Scientists at the University of Oxford used AI to develop a new biomarker, or ‘fingerprint’ called fat radiomic profile (FRP). The technology could identify people at high risk of a fatal heart attack at least five years before it strikes by detecting biological red flags in the perivascular space lining blood vessels which supply blood to the heart.
Currently, there are no methods routinely by specialists that can spot the majority of the fundamental warnings for a future heart attack.
For this study, scientists primarily used fat biopsies from 167 people undergoing cardiac surgery. They then analyzed the expression of genes related with inflammation, scarring, and new blood vessel formation, and matched these to the CCTA scan images to figure out which highlights best demonstrate changes to the fat encompassing the heart vessels, called perivascular fat.

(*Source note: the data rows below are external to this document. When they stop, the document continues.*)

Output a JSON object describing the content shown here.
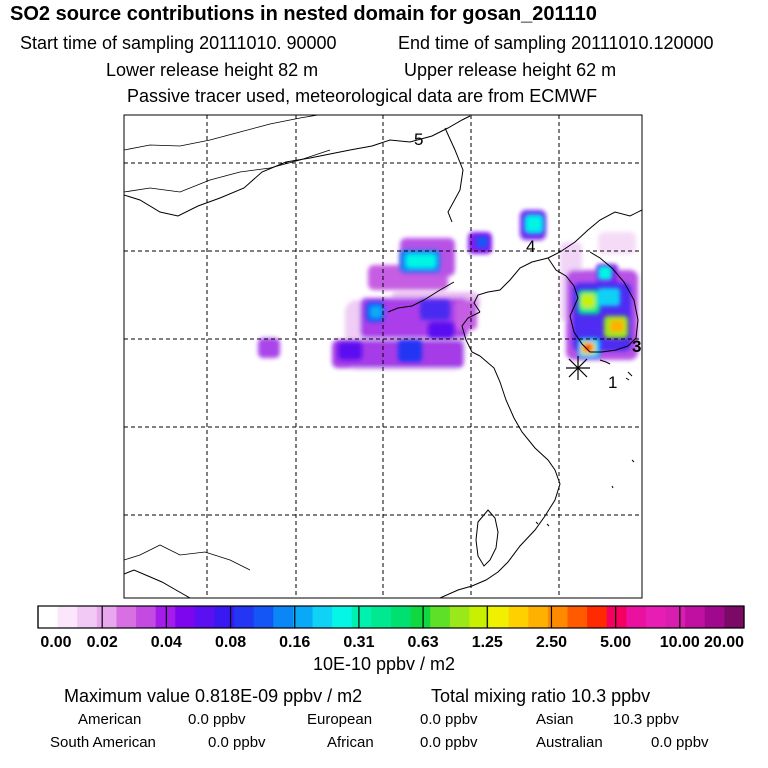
{
  "header": {
    "title": "SO2 source contributions in nested domain for gosan_201110",
    "start_time": "Start time of sampling 20111010. 90000",
    "end_time": "End time of sampling 20111010.120000",
    "lower_height": "Lower release height   82 m",
    "upper_height": "Upper release height   62 m",
    "note": "Passive tracer used, meteorological data are from ECMWF"
  },
  "map": {
    "markers": [
      "1",
      "3",
      "4",
      "5"
    ]
  },
  "colorbar": {
    "ticks": [
      "0.00",
      "0.02",
      "0.04",
      "0.08",
      "0.16",
      "0.31",
      "0.63",
      "1.25",
      "2.50",
      "5.00",
      "10.00",
      "20.00"
    ],
    "unit": "10E-10 ppbv / m2",
    "colors": [
      "#ffffff",
      "#fbe6fb",
      "#f2c8f4",
      "#e9a8ee",
      "#d86fe2",
      "#c34be2",
      "#a31cea",
      "#7d06ef",
      "#5a10f0",
      "#3a18f2",
      "#2236f4",
      "#1356f5",
      "#0a86f6",
      "#08aaf8",
      "#0fd2f6",
      "#05f5e6",
      "#00f0b0",
      "#00e890",
      "#00e070",
      "#10d840",
      "#5ee028",
      "#9ae81a",
      "#c8f000",
      "#f0f000",
      "#ffd000",
      "#ffb000",
      "#ff8a00",
      "#ff5a00",
      "#ff2a00",
      "#f40060",
      "#ea10a0",
      "#e81eb4",
      "#d81eae",
      "#c010a2",
      "#a0088e",
      "#7a0a66"
    ]
  },
  "footer": {
    "max_value_label": "Maximum value  0.818E-09 ppbv / m2",
    "total_mixing": "Total mixing ratio       10.3 ppbv",
    "regions": [
      {
        "name": "American",
        "value": "0.0 ppbv"
      },
      {
        "name": "European",
        "value": "0.0 ppbv"
      },
      {
        "name": "Asian",
        "value": "10.3 ppbv"
      },
      {
        "name": "South American",
        "value": "0.0 ppbv"
      },
      {
        "name": "African",
        "value": "0.0 ppbv"
      },
      {
        "name": "Australian",
        "value": "0.0 ppbv"
      }
    ]
  }
}
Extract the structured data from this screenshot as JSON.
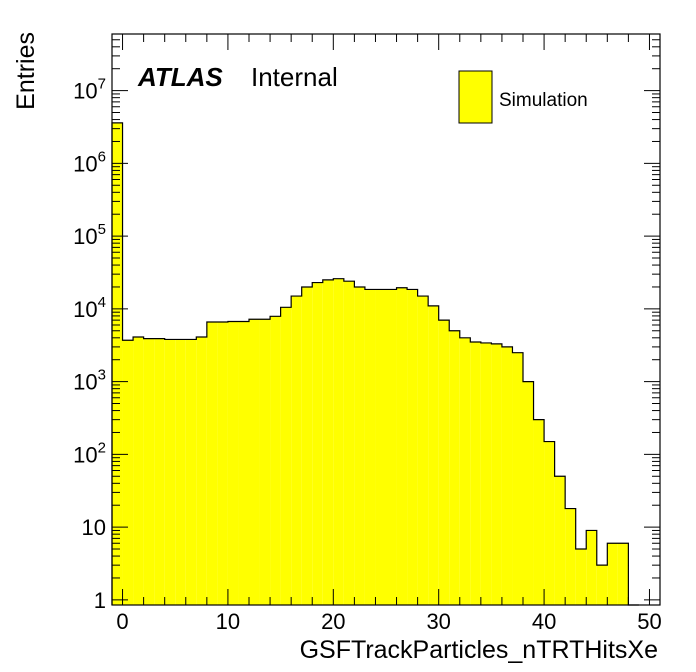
{
  "chart_data": {
    "type": "bar",
    "histogram": true,
    "xlabel": "GSFTrackParticles_nTRTHitsXe",
    "ylabel": "Entries",
    "label_bold": "ATLAS",
    "label_status": "Internal",
    "legend": [
      {
        "name": "Simulation",
        "color": "#ffff00"
      }
    ],
    "legend_position": "top-right",
    "fill_color": "#ffff00",
    "line_color": "#000000",
    "yscale": "log",
    "xlim": [
      -1,
      51
    ],
    "ylim": [
      0.85,
      60000000
    ],
    "grid": false,
    "x_ticks": [
      "0",
      "10",
      "20",
      "30",
      "40",
      "50"
    ],
    "y_tick_values": [
      1,
      10,
      100,
      1000,
      10000,
      100000,
      1000000,
      10000000
    ],
    "y_tick_labels": [
      {
        "base": "1",
        "exp": ""
      },
      {
        "base": "10",
        "exp": ""
      },
      {
        "base": "10",
        "exp": "2"
      },
      {
        "base": "10",
        "exp": "3"
      },
      {
        "base": "10",
        "exp": "4"
      },
      {
        "base": "10",
        "exp": "5"
      },
      {
        "base": "10",
        "exp": "6"
      },
      {
        "base": "10",
        "exp": "7"
      }
    ],
    "bin_edges": [
      -1,
      0,
      1,
      2,
      3,
      4,
      5,
      6,
      7,
      8,
      9,
      10,
      11,
      12,
      13,
      14,
      15,
      16,
      17,
      18,
      19,
      20,
      21,
      22,
      23,
      24,
      25,
      26,
      27,
      28,
      29,
      30,
      31,
      32,
      33,
      34,
      35,
      36,
      37,
      38,
      39,
      40,
      41,
      42,
      43,
      44,
      45,
      46,
      47,
      48,
      49
    ],
    "values": [
      3600000,
      3700,
      4100,
      3900,
      3900,
      3800,
      3800,
      3800,
      4100,
      6600,
      6600,
      6700,
      6700,
      7200,
      7200,
      7900,
      10500,
      15000,
      20000,
      23000,
      25000,
      26000,
      24000,
      20000,
      18500,
      18500,
      18500,
      19500,
      18500,
      15000,
      11000,
      7000,
      5000,
      4000,
      3500,
      3400,
      3300,
      3000,
      2500,
      1000,
      300,
      150,
      50,
      18,
      5,
      9,
      3,
      6,
      6,
      0
    ]
  }
}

Later, scientists compared the CCTA outputs of the 101 individuals, from a pool of 5487 people, who went on to have a heart attack or cardiovascular demise within 5 years of having a CCTA with matched controls who did not, to comprehend the changes in the perivascular space which demonstrate that somebody is at higher danger of a heart assault.
Utilizing AI, they built up the FRP fingerprint that captures the level of risk. The more heart scans that are included, the more exact the forecasts will become.
Testing the FRP on 1,575 people in the SCOT-HEART trial, scientists found that the FRP had a striking value in predicting heart attacks. What’s more, the technology is expected to enable a greater number of people to avoid a heart attack, and plan to roll it out to health care professionals in the next year, with the hope that it will be included in routine NHS practice alongside CCTA scans in the next two years.
Charalambos Antoniades, Professor of Cardiovascular Medicine and BHF Senior Clinical Fellow at the University of Oxford, said: “Just because someone’s scan of their coronary artery shows there’s no narrowing, that does not mean they are safe from a heart attack.”
“By harnessing the power of AI, we’ve developed a fingerprint to find ‘bad’ characteristics around people’s arteries. This has huge potential to detect the early signs of disease, and to be able to take all preventative steps before a heart attack strikes, ultimately saving lives.”
“We genuinely believe this technology could be saving lives within the next year.”
Professor Metin Avkiran, Associate Medical Director at the British Heart Foundation said: “Every 5 minutes, someone is admitted to a UK hospital due to a heart attack. This research is a powerful example of how innovative use of machine learning technology has the potential to revolutionize how we identify people at risk of a heart attack and prevent them from happening.”
“This is a significant advance. The new ‘fingerprint’ extracts additional information about underlying biology from scans used routinely to detect narrowed arteries. Such AI-based technology to predict an impending heart attack with greater precision could represent a big step forward in personalized care for people with suspected coronary artery disease.”
The findings are being presented at the European Society of Cardiology (ESC) Congress in Paris and published in the European Heart Journal.